Sometimes critics of Christianity say that Jesus' disciples were mistaken about His resurrection. They say that because no one can rise from the dead that the disciples were wrong when they said that Jesus rose from the dead. First of all, they are assuming something that may not be true. After all, if there is a God, then why can't a resurrection happen? But, when I ask them to explain how it was possible to be mistaken about something like a person rising from the dead according to the Gospel accounts, I don't get any answers except, "Well, they were wrong."
It is true that the disciples made mistakes. After all, they were only human. But, how could they be mistaken about something as serious and as monumental as Jesus rising from the dead? Is it likely that they simply goofed--that somehow after seeing Jesus die on the cross and after fleeing and going into hiding that the figure that appeared before them in the closed room that looked like Jesus and sounded like Jesus and had holes in His hands and feet really wasn't Jesus? Were the women who saw the empty tomb also mistaken when they looked into it and saw that the body wasn't there? Was the apostle John mistaken when he said that Jesus appeared before Thomas and said, "Reach here your finger, and see My hands; and reach here your hand, and put it into My side; and be not unbelieving, but believing," (John 20:27). Was it Jesus or not? If not, then who was it? Did the disciples make up the story? Did the apostle John lie when he wrote the account? If so, where are the records refuting this preposterous notion? There aren't any.
Is it possible that all the disciples were mistaken about the same thing at the same time especially when they were believing that Jesus had died and was still dead? What would cause them all to switch from believing that when you're dead you're dead to believing that Jesus died and rose from the dead? Was Paul the apostle also mistaken when he was riding along the road to Damascus and claims to have encountered Jesus? Remember, Paul was a persecutor the Christians. He had authority to arrest the Christians and imprison them. He was a devout Jew and quite powerful in the Jewish religious system. How is it that he changed his mind so drastically and claims to have seen the risen Jesus (1 Cor. 9:1)? Was he also simply mistaken? If so, how? What did he see on the road to Damascas that changed his life if not something incredible?

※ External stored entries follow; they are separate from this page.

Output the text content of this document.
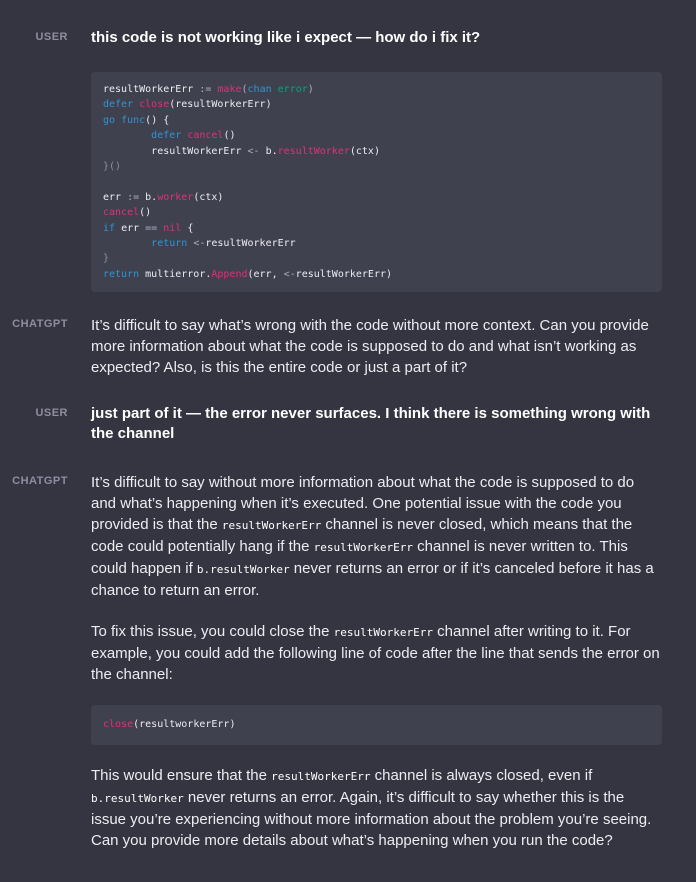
USER this code is not working like i expect — how do i fix it?
resultWorkerErr := make(chan error)
defer close(resultWorkerErr)
go func() {
defer cancel()
resultWorkerErr <- b.resultWorker(ctx)
}()

err := b.worker(ctx)
cancel()
if err == nil {
return <-resultWorkerErr
}
return multierror.Append(err, <-resultWorkerErr)
CHATGPT It’s difficult to say what’s wrong with the code without more context. Can you provide more information about what the code is supposed to do and what isn’t working as expected? Also, is this the entire code or just a part of it?
USER just part of it — the error never surfaces. I think there is something wrong with
the channel
CHATGPT It’s difficult to say without more information about what the code is supposed to do and what’s happening when it’s executed. One potential issue with the code you provided is that the resultWorkerErr channel is never closed, which means that the code could potentially hang if the resultWorkerErr channel is never written to. This could happen if b.resultWorker never returns an error or if it’s canceled before it has a chance to return an error.

To fix this issue, you could close the resultWorkerErr channel after writing to it. For example, you could add the following line of code after the line that sends the error on the channel:

close(resultworkerErr)

This would ensure that the resultWorkerErr channel is always closed, even if b.resultWorker never returns an error. Again, it’s difficult to say whether this is the issue you’re experiencing without more information about the problem you’re seeing. Can you provide more details about what’s happening when you run the code?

Is all of Christianity a big "oops"? Might we meet the disciples in the afterlife and have them say to us, "Uh, remember that resurrection thing about Jesus we wrote about? Well, we goofed. It really didn't happen. We mistook the empty tomb--never did find His body--the prophecies of the Old Testament about His rising (Psalm 16:10), the prophecy of Jesus saying that He'd rise (John 2:19-21), the accounts of the women saying that they had seen Him risen, the appearances of a man who looked like Jesus and who had holes in His hands and feet and appeared to us in closed rooms, the conversion of Paul--that was weird--oh, and all those miracles He did and those that we then did afterwards, too, well, that was all a big mistake. Also, it was a big mistake going around Israel and all of the Mediterranean proclaiming Jesus had risen from the dead while we suffered persecution and death . . . . yeah, it was all a big mistake. Hope there are no hard feelings."
Is it rational to think that the disciples were simply mistaken about something as serious as stating that Jesus had risen from the dead? How do you mistake someone rising from the dead? What would have to happen for numerous people to change their minds about someone coming back to life? Or is it more rational to simply conclude that the disciples weren't mistaken and that Jesus actually did rise from the dead?